Dreams, force et émotions d’un premier amour

Poursuivant sa réflexion sur les nouvelles expressions de l’intimité, le réalisateur norvégien Dag Johan Haugerud livre, avec Dreams, un film qui séduit notamment par la finesse de ses dialogues.
Après Sex et avant Love (lire ci-dessous), Dag Johan Haugerud poursuit son exploration de la sexualité queer et des normes qui encadrent l’amour avec Dreams. Souvent considérée comme le meilleur des trois volets de sa passionnante trilogie Oslo Stories, l’œuvre a décroché l’Ours d’or en février dernier au Festival de Berlin.
Johanne, 17 ans, tombe follement amoureuse de sa professeure de français âgée de 30 ans, et se rapproche d’elle en lui demandant de lui apprendre à tricoter. Pour mieux garder le souvenir de cette bouleversante relation s’étalant sur un an, l’adolescente décide d’écrire un livre pour raconter sa première expérience faite de trouble, de souffrance, de doute torturant, de plaisir et de joie intenses.
Ce mélange d’émotions est vécu dans le secret, avant que la jeune fille décide de s’en ouvrir à sa grand-mère poète, puis à sa mère. Toutes deux sont à la fois séduites par son talent littéraire et choquées par des descriptions très intimes, que l’on entend en voix-off, au travers de flash-backs évoquant l’évolution de rapports réels, fantasmés, voire interdits, entre Johanne et sa prof.
Légèreté, humour et distance
Avec sa capacité à aborder des sujets de société tendance avec légèreté, humour et une certaine distance, Dag Johan Haugerud livre un film certes très bavard, mais dont on relèvera la finesse de l’écriture et des dialogues. Dreams est aussi remarquable par sa façon d’aborder avec pudeur l’amour et des sentiments, et par la justesse et la sincérité des interprètes. Reflétant une réalité norvégienne, ce film n’en aspire pas moins à l’universel, avec la volonté de susciter une identification chez le spectateur. C’est très réussi.
Dreams de Dag Johan Haugerud (Norvège, 1h50), dans les salles de Suisse romande dès mercredi 6 soût. Distr. Xenix.

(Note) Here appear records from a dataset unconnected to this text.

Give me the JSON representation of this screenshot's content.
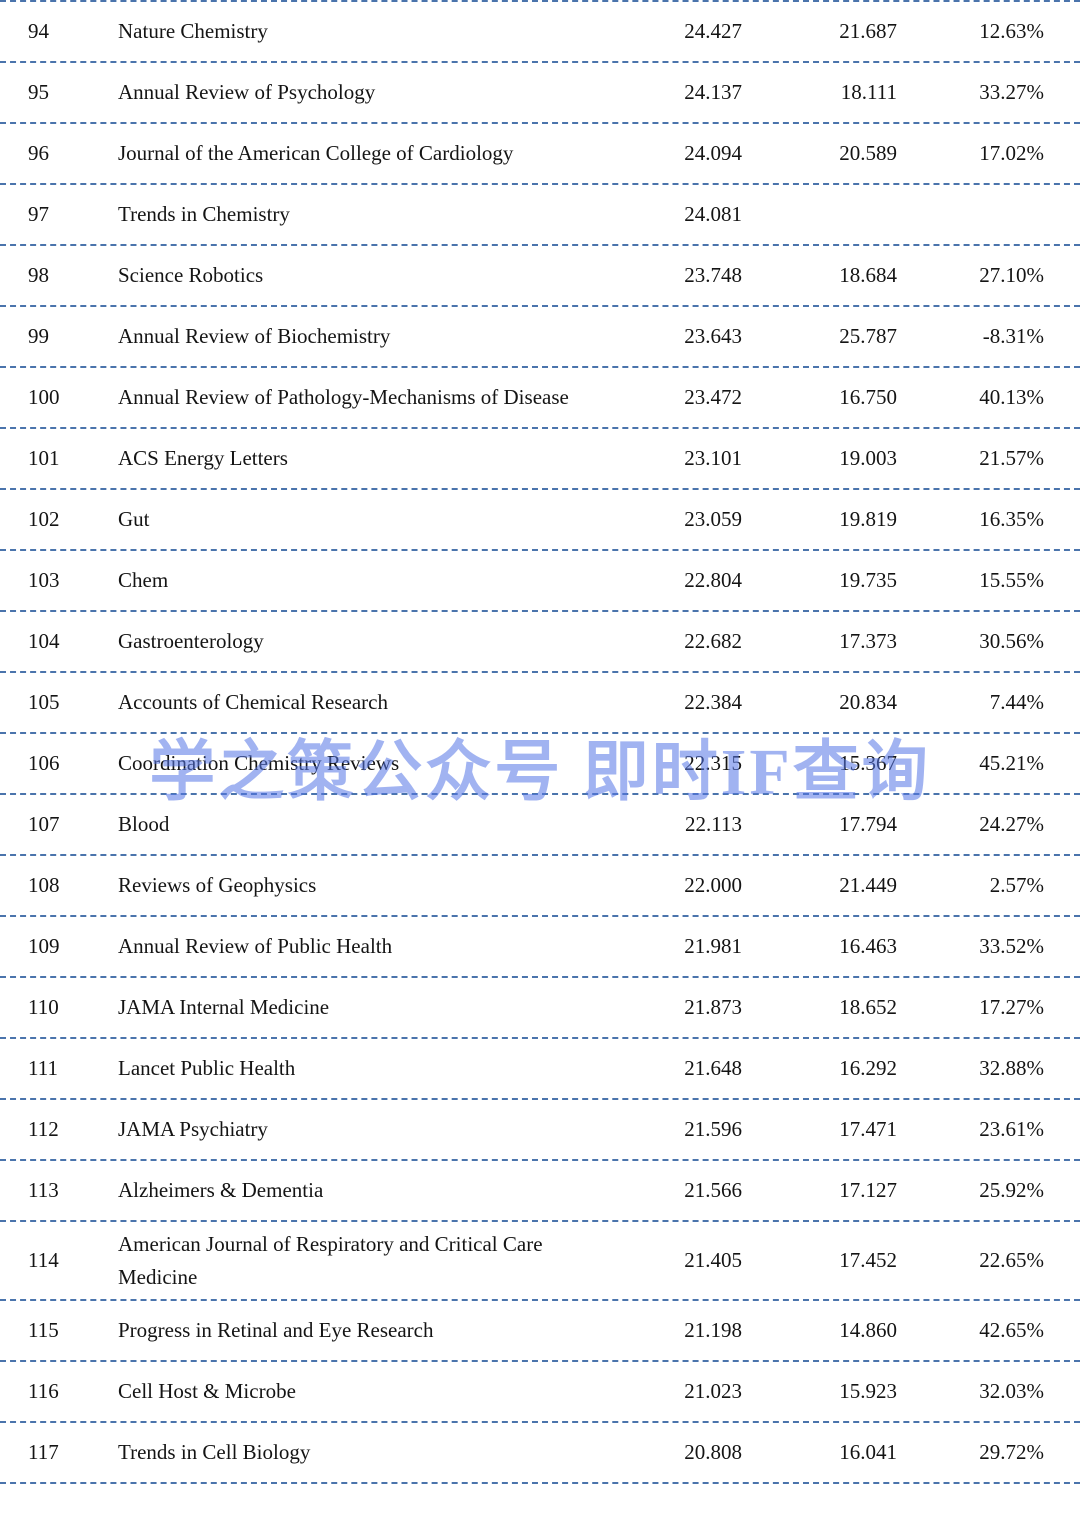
{
  "watermark": {
    "text": "学之策公众号 即时IF查询",
    "color": "#5474e6"
  },
  "style": {
    "separator_color": "#4a74ac",
    "text_color": "#141414"
  },
  "chart_data": {
    "type": "table",
    "columns": [
      "rank",
      "journal_name",
      "impact_factor",
      "previous_impact_factor",
      "change_percent"
    ],
    "rows": [
      {
        "rank": "94",
        "name": "Nature Chemistry",
        "if_new": "24.427",
        "if_old": "21.687",
        "change": "12.63%"
      },
      {
        "rank": "95",
        "name": "Annual Review of Psychology",
        "if_new": "24.137",
        "if_old": "18.111",
        "change": "33.27%"
      },
      {
        "rank": "96",
        "name": "Journal of the American College of Cardiology",
        "if_new": "24.094",
        "if_old": "20.589",
        "change": "17.02%"
      },
      {
        "rank": "97",
        "name": "Trends in Chemistry",
        "if_new": "24.081",
        "if_old": "",
        "change": ""
      },
      {
        "rank": "98",
        "name": "Science Robotics",
        "if_new": "23.748",
        "if_old": "18.684",
        "change": "27.10%"
      },
      {
        "rank": "99",
        "name": "Annual Review of Biochemistry",
        "if_new": "23.643",
        "if_old": "25.787",
        "change": "-8.31%"
      },
      {
        "rank": "100",
        "name": "Annual Review of Pathology-Mechanisms of Disease",
        "if_new": "23.472",
        "if_old": "16.750",
        "change": "40.13%"
      },
      {
        "rank": "101",
        "name": "ACS Energy Letters",
        "if_new": "23.101",
        "if_old": "19.003",
        "change": "21.57%"
      },
      {
        "rank": "102",
        "name": "Gut",
        "if_new": "23.059",
        "if_old": "19.819",
        "change": "16.35%"
      },
      {
        "rank": "103",
        "name": "Chem",
        "if_new": "22.804",
        "if_old": "19.735",
        "change": "15.55%"
      },
      {
        "rank": "104",
        "name": "Gastroenterology",
        "if_new": "22.682",
        "if_old": "17.373",
        "change": "30.56%"
      },
      {
        "rank": "105",
        "name": "Accounts of Chemical Research",
        "if_new": "22.384",
        "if_old": "20.834",
        "change": "7.44%"
      },
      {
        "rank": "106",
        "name": "Coordination Chemistry Reviews",
        "if_new": "22.315",
        "if_old": "15.367",
        "change": "45.21%"
      },
      {
        "rank": "107",
        "name": "Blood",
        "if_new": "22.113",
        "if_old": "17.794",
        "change": "24.27%"
      },
      {
        "rank": "108",
        "name": "Reviews of Geophysics",
        "if_new": "22.000",
        "if_old": "21.449",
        "change": "2.57%"
      },
      {
        "rank": "109",
        "name": "Annual Review of Public Health",
        "if_new": "21.981",
        "if_old": "16.463",
        "change": "33.52%"
      },
      {
        "rank": "110",
        "name": "JAMA Internal Medicine",
        "if_new": "21.873",
        "if_old": "18.652",
        "change": "17.27%"
      },
      {
        "rank": "111",
        "name": "Lancet Public Health",
        "if_new": "21.648",
        "if_old": "16.292",
        "change": "32.88%"
      },
      {
        "rank": "112",
        "name": "JAMA Psychiatry",
        "if_new": "21.596",
        "if_old": "17.471",
        "change": "23.61%"
      },
      {
        "rank": "113",
        "name": "Alzheimers & Dementia",
        "if_new": "21.566",
        "if_old": "17.127",
        "change": "25.92%"
      },
      {
        "rank": "114",
        "name": "American Journal of Respiratory and Critical Care Medicine",
        "if_new": "21.405",
        "if_old": "17.452",
        "change": "22.65%"
      },
      {
        "rank": "115",
        "name": "Progress in Retinal and Eye Research",
        "if_new": "21.198",
        "if_old": "14.860",
        "change": "42.65%"
      },
      {
        "rank": "116",
        "name": "Cell Host & Microbe",
        "if_new": "21.023",
        "if_old": "15.923",
        "change": "32.03%"
      },
      {
        "rank": "117",
        "name": "Trends in Cell Biology",
        "if_new": "20.808",
        "if_old": "16.041",
        "change": "29.72%"
      }
    ]
  }
}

Love, la possibilité du couple

Love, troisième volet de la trilogie, sortira une semaine plus tard, le 13 août. Marianne, oncologue hétéro et Tor, son collègue infirmier gay, soignent des patients masculins dont le cancer de la prostate entraîne des troubles de l’érection. Ce qui n’empêche pas les élans amoureux, sujet chaud abordé par nos deux célibataires endurci·e·s, convaincu·e·s d’être condamné·e·s à la solitude affective. Se retrouvant par hasard sur un ferry qui les ramène à Oslo, ils parlent sans complexe d’érotisme, d’amour, de leurs aspirations, de leurs désillusions. Tor raconte à Marianne qu’il passe souvent ses nuits à bord du bateau, à la recherche d’aventures sexuelles occasionnelles avec des inconnus croisés sur des sites de rencontre. Marianne, qui revient d’un rendez-vous arrangé par une amie, s’interroge elle aussi sur le sens de ses propres rencontres sans lendemain. Discutant de leur conception de l’engagement à travers les récits épicés de leurs histoires mutuelles, ils avouent qu’ils refusent l’enfermement dans une relation durable. L’amour va pourtant débarquer dans leur vie, leur laissant entrevoir, chacun·e de son côté, la possibilité du couple.
Love se déroule dans le flot de dialogues introspectifs, osés et brillants auxquels nous a habitué·e·x·s Dag Johan Haugerud tout au long de sa trilogie. On rappellera à cet égard que la parole remplaçant l’acte, la sexualité n’est pas montrée à l’écran. Le réalisateur estime en effet que ce genre de scènes est dénué de réalisme.